No dlatego mówię że tylko cud, no może i owulacja była późno, baaardzo późno. Po stracie w marcu trochę mi cykle się rozjechały tak jak zawsze było 28 dni tak teraz 27 i 31 na zmianę. Zakładając że ten był 31 dniowy to owulacja mogła być 16-17-18 dc, sex 18 dc, czyli że w przypadku gdyby gdyby doszło do zapłodnienia 19 dc to może i taki wynik ale weźcie pod uwagę ze testy wychodziły od 30 dc. Gdyby nie moja "przeszłość" to miałabym więcej wiary w ten cud. No ale grzecznie czekam do piątku, dupka łykam, zastrzyki robię...
Oranda ale wiesz dokladnie kiedy miałaś owu i kiedy nastąpiło zagnieżdżenie? Jak nie to nie możesz mówić czy jest niska. W piątek zrobisz betę i wtedy cokolwiek będziesz mogła powiedzieć a nie teraz kiedyś masz zaledwie jeden wynik.
Dzień cyklu nie ma znaczenia - ważna jest tylko informacja, kiedy mogła być owulacja. Czyli musimy ustalić, który to dzień fazy lutealnej.
Potwierdź proszę: pisałaś, że w piątek był 30 dc. Czyli dziś jest 36 dc, tak? Współżycie (jedyne?) w 18 dc. Obserwacji nie prowadzisz, więc zakładam, że owulacja mogła być nawet dzień lub dwa po współżyciu (plemniki czekały). Czyli dziś mógłby być 16-18 dzień lutealnej.
Marion tak jest dziś 36 dc. Wynik bety 75 z 35 dc. 18 dc było ostatnie współżycie, wcześniej też było kilka, później byliśmy z mężem osobno :P ja na wyjeździe. Tak nie wiem kiedy była owulacja bo nie prowadzę obserwacji. Tak wiem że jest cień szansy. Tylko zwróćcie uwagę że testy wychodzą od 30 dc. Wcześniej w 28 nie było żadnego cienia. Czyli testowanie 30-35 dc i kreska właściwie w tym samym kolorze. Jeżeli w 35 dc mam 75 to w 30 musiałabym mieć ok 30 we krwi, nie wiem czy taki wynik wyszedłby na teście. Może jest jeszcze jakaś możliwość że będzie ok ale to są naprawdę małe szanse.
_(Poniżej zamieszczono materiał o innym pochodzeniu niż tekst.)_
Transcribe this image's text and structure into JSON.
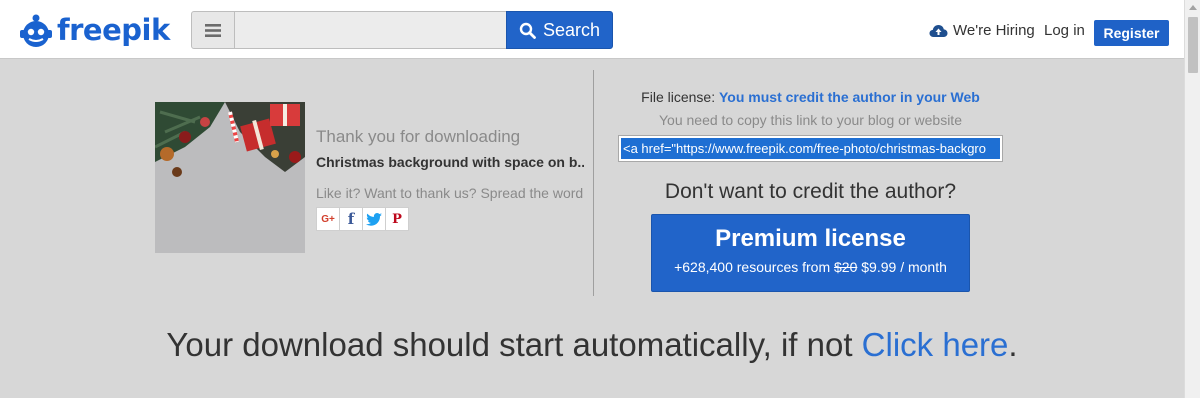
{
  "header": {
    "logo_text": "freepik",
    "search": {
      "placeholder": "",
      "value": "",
      "button_label": "Search"
    },
    "hiring_label": "We're Hiring",
    "login_label": "Log in",
    "register_label": "Register"
  },
  "download": {
    "thanks_text": "Thank you for downloading",
    "resource_title": "Christmas background with space on b...",
    "spread_text": "Like it? Want to thank us? Spread the word",
    "social": [
      "G+",
      "f",
      "twitter",
      "P"
    ]
  },
  "license": {
    "label": "File license:",
    "highlight": "You must credit the author in your Web",
    "copy_note": "You need to copy this link to your blog or website",
    "link_value": "<a href=\"https://www.freepik.com/free-photo/christmas-backgro",
    "dont_credit": "Don't want to credit the author?",
    "premium": {
      "title": "Premium license",
      "resources": "+628,400 resources from",
      "old_price": "$20",
      "new_price": "$9.99 / month"
    }
  },
  "footer_message": {
    "text": "Your download should start automatically, if not",
    "link": "Click here",
    "period": "."
  },
  "colors": {
    "brand_blue": "#2164c9",
    "link_blue": "#2a6fd2",
    "background": "#d7d7d7"
  }
}
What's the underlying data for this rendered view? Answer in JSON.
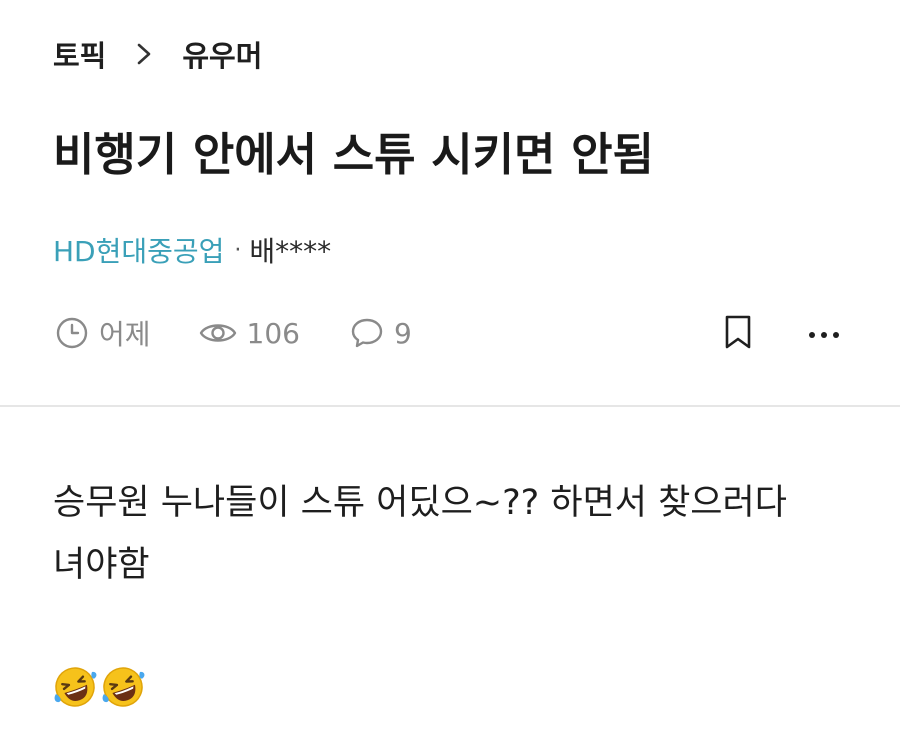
{
  "breadcrumb": {
    "topic": "토픽",
    "category": "유우머"
  },
  "post": {
    "title": "비행기 안에서 스튜 시키면 안됨",
    "company": "HD현대중공업",
    "separator": "·",
    "author": "배****",
    "time": "어제",
    "views": "106",
    "comments": "9",
    "body_line1": "승무원 누나들이 스튜 어딨으~?? 하면서 찾으러다",
    "body_line2": "녀야함",
    "emojis": [
      "rolling-on-floor-laughing",
      "rolling-on-floor-laughing"
    ]
  },
  "colors": {
    "company_link": "#3aa0b8",
    "stat_gray": "#8a8a8a",
    "divider": "#e6e6e6"
  },
  "icons": {
    "time": "clock-icon",
    "views": "eye-icon",
    "comments": "speech-bubble-icon",
    "bookmark": "bookmark-icon",
    "more": "more-dots-icon",
    "breadcrumb_sep": "chevron-right-icon"
  }
}
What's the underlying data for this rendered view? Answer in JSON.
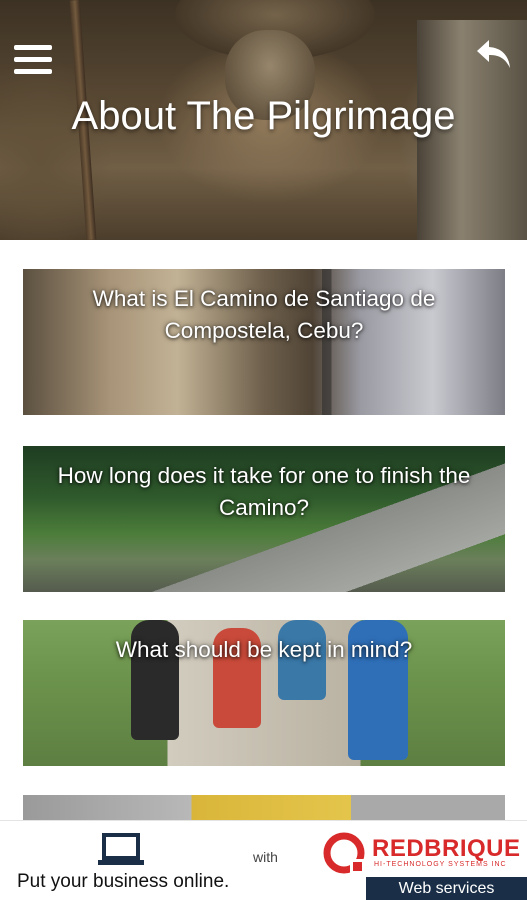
{
  "header": {
    "title": "About The Pilgrimage",
    "menu_icon": "hamburger-menu-icon",
    "back_icon": "back-arrow-icon"
  },
  "cards": [
    {
      "title": "What is El Camino de Santiago de Compostela, Cebu?"
    },
    {
      "title": "How long does it take for one to finish the Camino?"
    },
    {
      "title": "What should be kept in mind?"
    },
    {
      "title": ""
    }
  ],
  "ad": {
    "tagline": "Put your business online.",
    "connector": "with",
    "brand": "REDBRIQUE",
    "brand_sub": "HI-TECHNOLOGY SYSTEMS INC",
    "service": "Web services",
    "brand_color": "#d82a2a",
    "service_bg": "#1a2f47"
  }
}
Chyba w poniedziałek powtórzę kolejny raz. Wiecie co tak sobie przypomniałam, że tego 18 dc (jak ostatni raz był sex) miałam dobry śluz bo poszłam z tej okazji do męża na wiadomo co. Ale jakoś nie mogę uwierzyć póki co, że to może tak być mało i że będzie dobrze.
W poprzednich ciążach wyniki bety były: 1- 300 potem spadek do 150 2 - po tygodniu od testu i plamieniu 80 potem 15 ale testy wychodziły bardzo wyraźne na początku 3 -600 (zakończona porodem) 4 - 1600 (poronienie zatrzymane 8tc/12tc)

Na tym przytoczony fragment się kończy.